Os doentes do Amazonas não morreram do coronavírus, mas do desleixo, da incúria, da inépcia, do desinteresse criminoso
Jair Bolsonaro comete crimes de responsabilidade diversos desde que subiu a rampa do Planalto. Dezenas de pedidos de impeachment protocolados na Câmara ainda aguardam encaminhamento, pois Rodrigo Maia sabe que o destino do presidente não será decidido no tabuleiro das leis, mas no da política. A tragédia de Manaus marca uma reviravolta no cenário: depois das mortes por asfixia, o impeachment transitou do éter dos sonhos para a esfera das possibilidades.
A histeria do impeachment é, hoje, a maior ameaça ao impeachment. O Congresso não impedirá o presidente pelo chiclete ou pelo leite condensado. Os escândalos culinários provavelmente indicam um rastro de esquemas corruptos ligados a superfaturamentos, fornecedores fantasmas e lavagem de dinheiro. Contudo, a investigação do labirinto demandaria meses, obscurecendo o crime maior que tem o potencial de abreviar o pesadelo nacional.
Manaus é a prova de que já não dispomos de um governo funcional. Nos países modernos, retirantes não perecem de inanição na beira da estradas, não porque a miséria foi extirpada mas porque o Estado é capaz de mobilizar meios emergenciais para evitar o desenlace fatal. As mortes por falta da cilindros de oxigênio nos remetem a um passado mais ou menos distante, quando famélicos desabavam, exaustos e desamparados, fugindo das secas nordestinas. Na época, faltavam-nos aviões, helicópteros, estradas, caminhões e recursos financeiros. Hoje, tudo isso existe: o que falta é governo.
Os doentes do Amazonas não morreram do coronavírus, mas do vírus do desleixo, da incúria, da inépcia, do desinteresse criminoso. As sondagens de opinião evidenciam que o povo entendeu a cadeia de comando: Pazuello, general de ópera bufa, não passa de um estafeta do autêntico culpado. Não é casual que, dias atrás, um tanto apavorado, sob zurros de uma chusma de lambe-botas, o ocupante do cargo presidencial tenha batido seus próprios recordes na olimpíada da malcriação.

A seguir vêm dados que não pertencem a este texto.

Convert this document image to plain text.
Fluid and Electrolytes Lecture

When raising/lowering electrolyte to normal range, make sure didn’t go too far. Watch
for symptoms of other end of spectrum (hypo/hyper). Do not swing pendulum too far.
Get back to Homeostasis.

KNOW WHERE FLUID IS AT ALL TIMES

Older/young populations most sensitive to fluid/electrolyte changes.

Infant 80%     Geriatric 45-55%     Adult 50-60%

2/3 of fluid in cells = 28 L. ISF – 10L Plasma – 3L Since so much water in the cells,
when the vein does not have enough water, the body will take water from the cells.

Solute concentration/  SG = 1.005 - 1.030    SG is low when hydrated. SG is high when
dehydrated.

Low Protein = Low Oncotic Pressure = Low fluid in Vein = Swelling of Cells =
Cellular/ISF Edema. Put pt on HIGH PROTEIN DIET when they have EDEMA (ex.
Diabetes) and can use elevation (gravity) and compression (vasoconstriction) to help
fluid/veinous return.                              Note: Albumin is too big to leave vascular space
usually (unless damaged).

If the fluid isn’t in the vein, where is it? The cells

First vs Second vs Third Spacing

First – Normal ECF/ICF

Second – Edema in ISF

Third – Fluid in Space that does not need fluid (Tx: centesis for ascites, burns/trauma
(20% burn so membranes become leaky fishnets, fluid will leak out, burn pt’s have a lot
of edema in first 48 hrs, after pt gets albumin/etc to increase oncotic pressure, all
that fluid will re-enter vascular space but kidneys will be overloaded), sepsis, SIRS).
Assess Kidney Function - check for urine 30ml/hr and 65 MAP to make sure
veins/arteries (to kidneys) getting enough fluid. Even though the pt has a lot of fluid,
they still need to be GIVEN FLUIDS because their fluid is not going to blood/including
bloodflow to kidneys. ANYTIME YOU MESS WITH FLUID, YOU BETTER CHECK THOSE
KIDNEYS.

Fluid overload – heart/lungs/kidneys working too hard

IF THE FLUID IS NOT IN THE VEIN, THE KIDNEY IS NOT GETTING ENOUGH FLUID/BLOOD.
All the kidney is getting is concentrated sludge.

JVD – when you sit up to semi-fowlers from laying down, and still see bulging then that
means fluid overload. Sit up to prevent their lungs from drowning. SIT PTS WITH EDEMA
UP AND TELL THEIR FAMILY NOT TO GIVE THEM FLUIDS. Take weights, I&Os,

Impeachment é, essencialmente, uma decisão política. Só se impedem presidentes cujas taxas de aprovação caíram às profundezas abissais. Bolsonaro continua longe dessa zona escura e fria, mas submerge em velocidade acelerada. Os sinais de alarme, que começaram a soar no Planalto na hora do nocaute imposto por Doria na batalha da vacina, dispararam quando emergiram as aterradoras cenas manauaras.
De lá para cá, o governo entrou no modo pânico. O presidente rastejou aos pés dos chineses para implorar por suprimentos vacinais e, nos círculos internos do poder, cogita-se oferecer em sacrifício público os corpos lacerados do trapalhão da Saúde e do místico ocultista do Itamaraty. No atual estágio da crise, Bolsonaro já não pode salvar-se a si mesmo: para voltar à tona, depende da incompetência de seus adversários.
Impeachment é a soma de um crime de responsabilidade com uma narrativa política persuasiva. Dilma caiu pois contou-se uma história (verdadeira, aliás) sobre estelionato eleitoral, caos econômico e corrupção política. No caso de Bolsonaro, a sanitização do Planalto exige a releitura da história da pandemia sob a lente de aumento da agonia dos hospitais de Manaus. O oxigênio —ou melhor, a falta letal dele— confere sentido ao negacionismo perene, à sabotagem do distanciamento social, ao curandeirismo do “tratamento precoce” e ao atraso da imunização.
Há cinco anos, petistas inconformados asseveravam que o uso do instrumento constitucional do impeachment debilita as democracias. A verdade é bem mais complexa. Sucessivos impedimentos de chefes de Estado certamente iluminam instabilidades dos sistemas democráticos. Mas a remoção de presidentes catastróficos é a derradeira ferramenta de defesa da democracia. O Brasil, apesar de tudo, não merece o governo da ultradireita boquirrota e delirante. Uma praga por vez é suficiente.